Restaurant and karaoke bar in Seattle, Washington, U.S.

Bush Garden is a restaurant and karaoke bar on Maynard Avenue South in Seattle's Chinatown–International District, Seattle, in the U.S. state of Washington.

== History ==
Bush Garden opened as a Japanese restaurant in 1953. It was once considered a destination dining establishment, attracting visits from celebrities and politicians as well as locals.

During the 1950s, its owners introduced tatami rooms in which diners could eat at floor level, but with a hidden pit where diners could extend their legs (a now not uncommon feature).
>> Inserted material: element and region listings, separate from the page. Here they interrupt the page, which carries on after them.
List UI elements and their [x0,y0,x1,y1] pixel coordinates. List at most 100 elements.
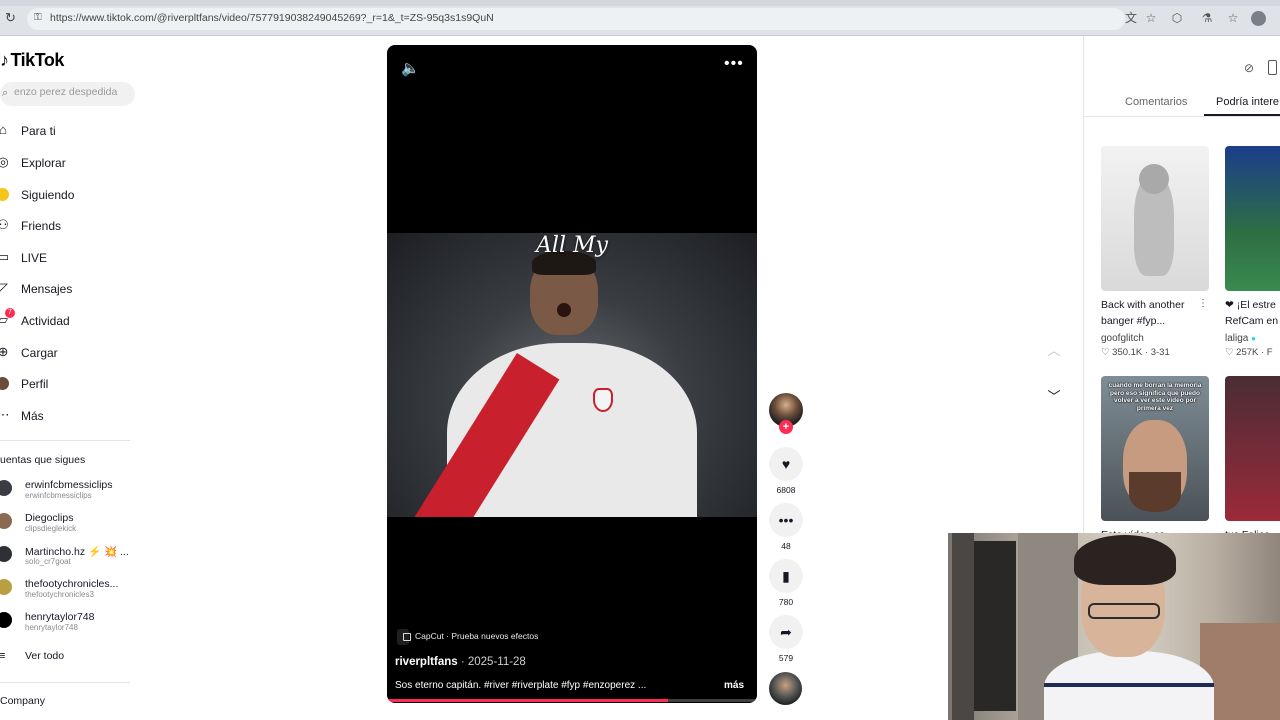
tab-comments[interactable]: Comentarios [1125,96,1187,108]
followed-account[interactable]: thefootychronicles... thefootychronicles… [0,578,135,606]
account-name: henrytaylor748 [25,611,95,623]
account-handle: erwinfcbmessiclips [25,491,92,500]
account-handle: clipsdieglekick [25,524,77,533]
video-thumbnail[interactable] [1101,146,1209,291]
nav-label: Siguiendo [21,188,75,202]
like-count: 6808 [776,485,796,495]
company-link[interactable]: Company [0,695,45,707]
more-link[interactable]: más [724,680,744,691]
phone-icon[interactable] [1268,60,1277,75]
more-options-icon[interactable]: ⋮ [1198,298,1208,309]
author-name[interactable]: laliga [1225,333,1248,344]
card-title[interactable]: RefCam en [1225,313,1280,329]
nav-mensajes[interactable]: ◸ Mensajes [0,278,140,300]
avatar [0,579,12,595]
video-frame[interactable] [387,233,757,517]
nav-explorar[interactable]: ◎ Explorar [0,152,140,174]
progress-bar[interactable] [387,699,757,702]
logo-text: TikTok [10,50,65,70]
more-icon: ⋯ [0,407,10,422]
video-thumbnail[interactable]: cuando me borran la memoria pero eso sig… [1101,376,1209,521]
tiktok-note-icon: ♪ [0,50,9,70]
reload-icon[interactable]: ↻ [5,11,19,25]
effect-text[interactable]: CapCut · Prueba nuevos efectos [415,631,538,641]
card-title[interactable]: banger #fyp... [1101,313,1207,329]
avatar [0,513,12,529]
video-author[interactable]: riverpltfans · 2025-11-28 [395,656,526,668]
progress-fill [387,699,669,702]
shirt-stripe [1044,683,1214,687]
messages-icon: ◸ [0,280,8,295]
search-input[interactable] [14,86,132,98]
comment-action[interactable]: ••• 48 [769,503,803,551]
bookmark-icon[interactable]: ▮ [769,559,803,593]
followed-account[interactable]: henrytaylor748 henrytaylor748 [0,611,135,639]
nav-label: Para ti [21,124,56,138]
save-count: 780 [778,597,794,607]
card-title[interactable]: ❤ ¡El estre [1225,297,1280,313]
share-icon[interactable]: ➦ [769,615,803,649]
flask-icon[interactable]: ⚗ [1200,11,1214,25]
video-thumbnail[interactable] [1225,146,1280,291]
nav-actividad[interactable]: ▱ 7 Actividad [0,308,140,332]
tab-related[interactable]: Podría intere [1216,96,1279,108]
video-player[interactable]: All My 🔈 ••• CapCut · Prueba nuevos efec… [387,45,757,703]
person-beard [1129,472,1181,512]
nav-mas[interactable]: ⋯ Más [0,405,140,427]
share-count: 579 [778,653,794,663]
nav-label: Más [21,409,44,423]
like-action[interactable]: ♥ 6808 [769,447,803,495]
heart-icon[interactable]: ♥ [769,447,803,481]
following-icon [0,188,9,201]
lock-icon[interactable]: ⚿ [34,12,42,23]
avatar [0,546,12,562]
follow-button[interactable]: + [779,420,793,434]
followed-account[interactable]: Martincho.hz ⚡ 💥 ... solo_cr7goat [0,545,135,573]
extensions-icon[interactable]: ⬡ [1170,11,1184,25]
nav-label: LIVE [21,251,48,265]
divider [0,682,130,683]
music-disc[interactable] [769,672,802,705]
profile-avatar[interactable] [1251,11,1266,26]
nav-para-ti[interactable]: ⌂ Para ti [0,120,140,142]
card-author[interactable]: goofglitch [1101,333,1144,344]
thumbnail-caption: cuando me borran la memoria pero eso sig… [1108,382,1202,412]
star-icon[interactable]: ☆ [1144,11,1158,25]
activity-badge: 7 [5,308,15,318]
card-stats: ♡ 350.1K · 3-31 [1101,347,1170,358]
nav-friends[interactable]: ⚇ Friends [0,215,140,237]
share-action[interactable]: ➦ 579 [769,615,803,663]
translate-icon[interactable]: 文 [1124,11,1138,25]
account-handle: solo_cr7goat [25,557,71,566]
card-author[interactable]: laliga ● [1225,333,1256,344]
save-action[interactable]: ▮ 780 [769,559,803,607]
see-all-link[interactable]: Ver todo [25,650,64,662]
search-icon[interactable]: ⌕ [2,87,8,100]
following-accounts-title: uentas que sigues [0,454,86,466]
followed-account[interactable]: Diegoclips clipsdieglekick [0,512,135,540]
nav-live[interactable]: ▭ LIVE [0,247,140,269]
card-stats: ♡ 257K · F [1225,347,1273,358]
tiktok-logo[interactable]: ♪ TikTok [0,50,64,71]
video-thumbnail[interactable] [1225,376,1280,521]
url-text[interactable]: https://www.tiktok.com/@riverpltfans/vid… [50,12,494,24]
nav-siguiendo[interactable]: Siguiendo [0,184,140,206]
club-crest [593,388,613,412]
video-caption: Sos eterno capitán. #river #riverplate #… [395,680,647,691]
compass-icon[interactable]: ⊘ [1244,61,1254,75]
author-name[interactable]: riverpltfans [395,656,458,668]
previous-video-button[interactable]: ︿ [1040,337,1068,365]
bookmarks-icon[interactable]: ☆ [1226,11,1240,25]
next-video-button[interactable]: ﹀ [1040,383,1068,411]
nav-label: Mensajes [21,282,73,296]
glasses [1088,603,1160,619]
account-name: Diegoclips [25,512,74,524]
more-options-icon[interactable]: ••• [724,55,744,73]
card-title[interactable]: Back with another [1101,297,1197,313]
volume-icon[interactable]: 🔈 [401,59,420,77]
nav-perfil[interactable]: Perfil [0,373,140,395]
nav-cargar[interactable]: ⊕ Cargar [0,342,140,364]
comment-icon[interactable]: ••• [769,503,803,537]
followed-account[interactable]: erwinfcbmessiclips erwinfcbmessiclips [0,479,135,507]
comment-count: 48 [781,541,791,551]
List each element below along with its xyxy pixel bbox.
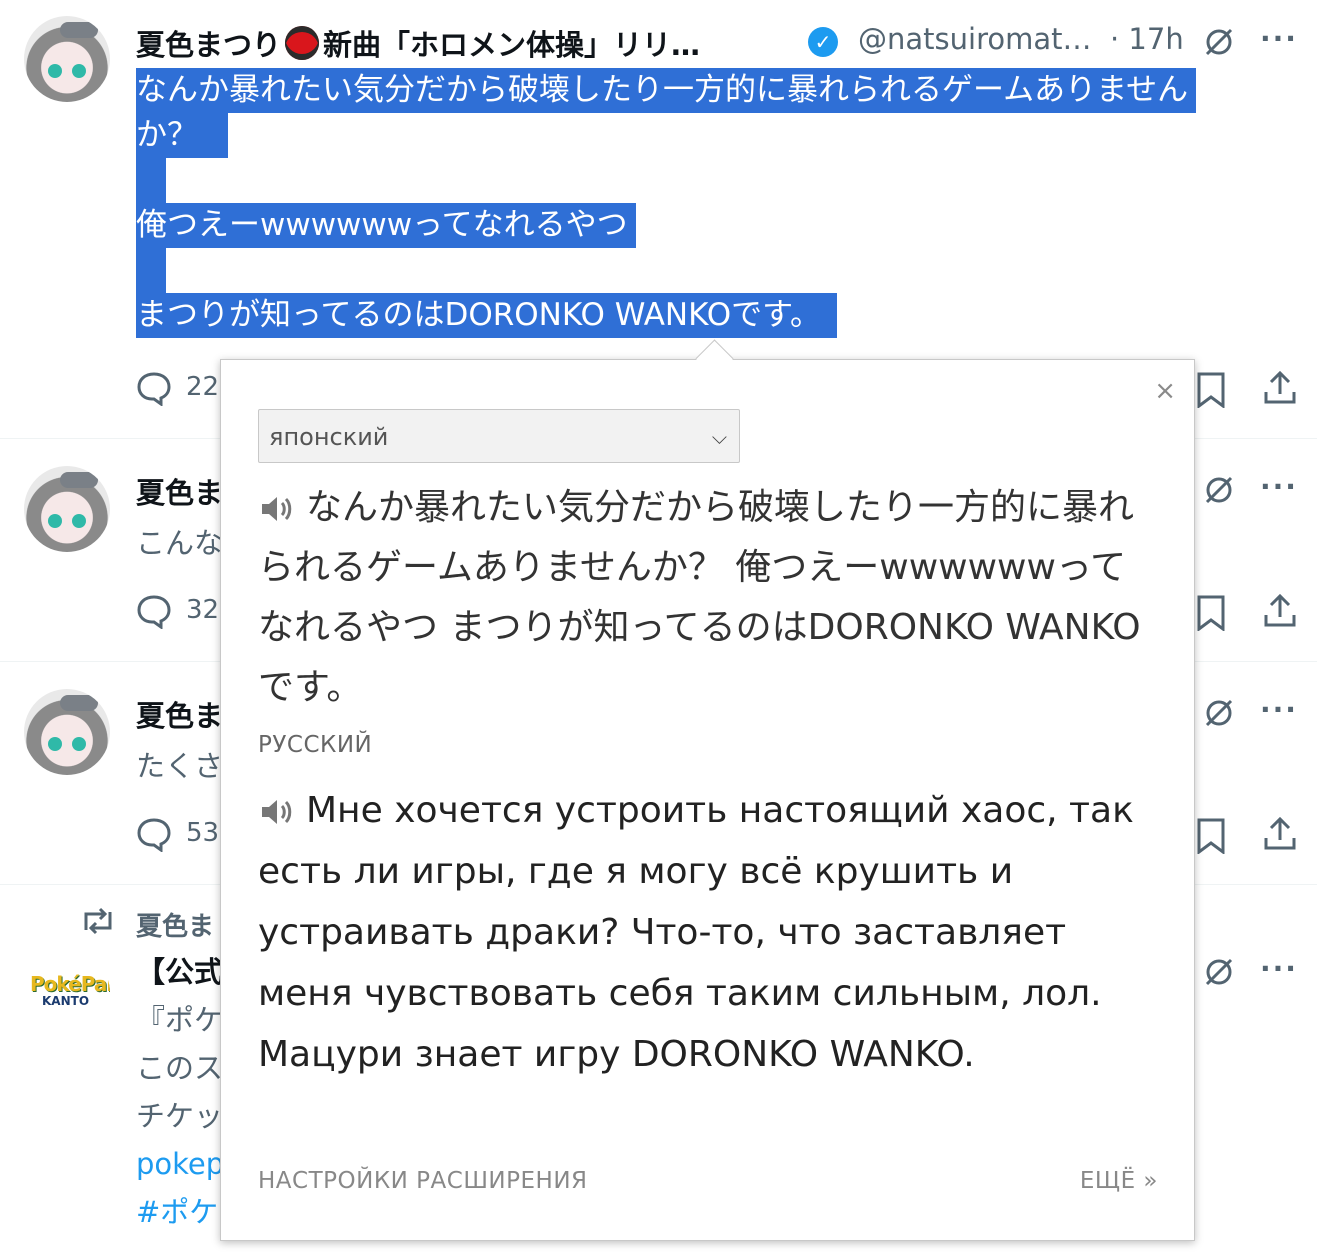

In the 1970s, the restaurant became home to perhaps the first karaoke bar in the U.S., though a similar claim was made for Maneki (another Japanese restaurant in Seattle).

Bush Garden closed in 2020, during the COVID-19 pandemic, but reopened in 2026 at a new location at Seattle's Eighth Avenue South and South King Street.

== Reception ==
Thrillist says, "It may not be quite as entertaining as Busch Gardens, but this place is still pretty fun thanks to sing-a-longs that basically never stop, cheap Asian takes on bar eats, and stunningly stiff and inexpensive drinks."